TACOMA, Wash.– An 11-year-old male Sumatran tiger named Sanjiv (pronounced sun-jeev) will make his public debut at Point Defiance Zoo & Aquarium Friday, Jan. 6 at 9:30 am.
The 286-pound male tiger arrived in December from Topeka Zoo & Conservation Center on a recommendation from the Association of Zoos and Aquariums’ Species Survival Plan® for Sumatran tigers. The plan calls for Sanjiv to father cubs with either of the zoo’s female tigers: Kali, 9, or Indah, 8. Sanjiv has bred successfully in the past, fathering four cubs in 2019.
“We’re working hard to protect and boost the population of this critically endangered species, and the genetics of these three tigers are very valuable,” said General Curator Dr. Karen Goodrowe Beck. “Species Survival Plans help ensure a healthy, genetically diverse, and self-sustaining population to ensure the long-term future of these majestic big cats.”
There are only about 72 Sumatran tigers living in accredited North American zoos. Goodrowe Beck, who has a Ph.D. in reproductive physiology, is the Species Survival Plan coordinator for all tiger programs in AZA-accredited zoos. She also serves as the North American representative to the Global Species Management Plan for Sumatran tigers.
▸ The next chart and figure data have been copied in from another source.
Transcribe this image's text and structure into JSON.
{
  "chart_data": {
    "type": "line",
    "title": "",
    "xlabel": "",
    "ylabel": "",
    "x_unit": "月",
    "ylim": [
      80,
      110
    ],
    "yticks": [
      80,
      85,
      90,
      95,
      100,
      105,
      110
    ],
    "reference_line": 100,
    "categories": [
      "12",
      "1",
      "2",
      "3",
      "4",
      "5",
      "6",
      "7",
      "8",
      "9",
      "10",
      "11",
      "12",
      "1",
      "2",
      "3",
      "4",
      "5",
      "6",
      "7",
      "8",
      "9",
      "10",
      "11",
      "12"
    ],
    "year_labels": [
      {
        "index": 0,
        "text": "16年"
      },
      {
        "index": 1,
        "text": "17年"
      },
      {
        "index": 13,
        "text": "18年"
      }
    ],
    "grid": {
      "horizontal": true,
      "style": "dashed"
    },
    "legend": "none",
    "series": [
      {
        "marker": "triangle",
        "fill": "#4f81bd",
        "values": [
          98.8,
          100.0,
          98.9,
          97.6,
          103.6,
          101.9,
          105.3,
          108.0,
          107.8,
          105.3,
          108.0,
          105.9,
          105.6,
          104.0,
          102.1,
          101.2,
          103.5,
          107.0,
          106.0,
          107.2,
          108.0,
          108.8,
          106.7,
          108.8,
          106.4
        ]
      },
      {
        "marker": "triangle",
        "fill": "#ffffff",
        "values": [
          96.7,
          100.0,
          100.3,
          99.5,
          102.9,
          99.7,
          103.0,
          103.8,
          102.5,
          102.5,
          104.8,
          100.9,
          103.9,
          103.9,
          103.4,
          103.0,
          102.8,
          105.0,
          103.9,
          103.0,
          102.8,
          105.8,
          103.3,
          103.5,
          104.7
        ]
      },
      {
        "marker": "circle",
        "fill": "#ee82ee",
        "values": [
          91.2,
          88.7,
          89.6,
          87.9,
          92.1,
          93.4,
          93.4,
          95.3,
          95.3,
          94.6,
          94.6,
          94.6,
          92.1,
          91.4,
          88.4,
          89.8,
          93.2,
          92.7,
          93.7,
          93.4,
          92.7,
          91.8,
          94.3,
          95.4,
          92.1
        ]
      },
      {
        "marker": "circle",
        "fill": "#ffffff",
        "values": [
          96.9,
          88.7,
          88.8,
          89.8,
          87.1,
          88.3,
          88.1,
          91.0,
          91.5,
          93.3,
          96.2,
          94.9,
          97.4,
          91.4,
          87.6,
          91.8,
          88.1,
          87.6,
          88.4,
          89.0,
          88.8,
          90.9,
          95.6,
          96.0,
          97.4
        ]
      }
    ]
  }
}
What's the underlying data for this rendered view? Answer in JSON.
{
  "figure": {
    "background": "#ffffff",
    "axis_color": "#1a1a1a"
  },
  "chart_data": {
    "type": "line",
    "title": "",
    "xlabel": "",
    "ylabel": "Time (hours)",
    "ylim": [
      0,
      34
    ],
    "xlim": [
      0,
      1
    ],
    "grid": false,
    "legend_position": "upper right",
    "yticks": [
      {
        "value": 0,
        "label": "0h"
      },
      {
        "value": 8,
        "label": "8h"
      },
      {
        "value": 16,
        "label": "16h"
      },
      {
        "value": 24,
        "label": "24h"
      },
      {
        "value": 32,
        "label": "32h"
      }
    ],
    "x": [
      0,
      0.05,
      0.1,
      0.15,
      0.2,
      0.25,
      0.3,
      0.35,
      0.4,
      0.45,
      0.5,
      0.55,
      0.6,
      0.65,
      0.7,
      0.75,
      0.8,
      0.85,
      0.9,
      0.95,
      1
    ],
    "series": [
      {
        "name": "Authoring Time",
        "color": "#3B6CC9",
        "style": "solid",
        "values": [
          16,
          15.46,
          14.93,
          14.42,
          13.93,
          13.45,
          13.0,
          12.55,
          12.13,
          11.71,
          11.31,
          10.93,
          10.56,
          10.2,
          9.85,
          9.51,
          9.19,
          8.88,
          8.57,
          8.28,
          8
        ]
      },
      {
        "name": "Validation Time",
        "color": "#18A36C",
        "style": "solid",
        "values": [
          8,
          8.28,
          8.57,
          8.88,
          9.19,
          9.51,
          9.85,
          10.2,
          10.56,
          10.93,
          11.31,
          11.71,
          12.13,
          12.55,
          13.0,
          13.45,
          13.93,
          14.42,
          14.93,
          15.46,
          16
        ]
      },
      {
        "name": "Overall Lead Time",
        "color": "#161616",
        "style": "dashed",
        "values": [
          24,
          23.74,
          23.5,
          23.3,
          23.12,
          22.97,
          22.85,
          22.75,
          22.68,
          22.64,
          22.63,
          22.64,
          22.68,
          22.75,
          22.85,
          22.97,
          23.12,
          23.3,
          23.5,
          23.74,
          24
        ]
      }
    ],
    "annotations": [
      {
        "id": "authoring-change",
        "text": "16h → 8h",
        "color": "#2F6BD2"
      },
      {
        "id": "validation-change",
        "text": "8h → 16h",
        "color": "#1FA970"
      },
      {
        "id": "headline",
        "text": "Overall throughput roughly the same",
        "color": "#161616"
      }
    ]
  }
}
Sumatran tigers are critically endangered in the wild, with only about 400 to 500 remaining on their native Indonesian island of Sumatra. The species faces intense pressure from habitat loss and fragmentation, black-market poaching, human-tiger conflict, and loss of prey.
Point Defiance Zoo is a national leader in conserving wild Sumatran tigers and other endangered species. Donations of more than $142,000 from The Zoo Society’s Dr. Holly Reed Wildlife Conservation Fund have helped support efforts to mitigate human-tiger conflict and to arrest and prosecute poachers in Sumatra.
Sanjiv is settling in well to his new Tacoma home and getting to know his new animal care team, said Assistant Curator Erin Pritchard.
“He is a very social and expressive tiger who loves to interact with his keepers and our two female tigers,” said Pritchard. “He’s always chuffing and vocalizing, and he’s fascinated with the swinging gibbons and other species that share his Asian Forest Sanctuary home.”
“We’re excited to have Sanjiv join our animal family at Point Defiance,” said Asian Animal Curator Telena Welsh. “Over the coming months, we’ll gradually introduce him to Kali and Indah and closely monitor their behavior to ensure that all three cats are comfortable,”
Guests can meet Sanjiv in the zoo’s Asian Forest Sanctuary on Friday, Saturday and Sunday and talk with the keepers who care for him at daily keeper chats.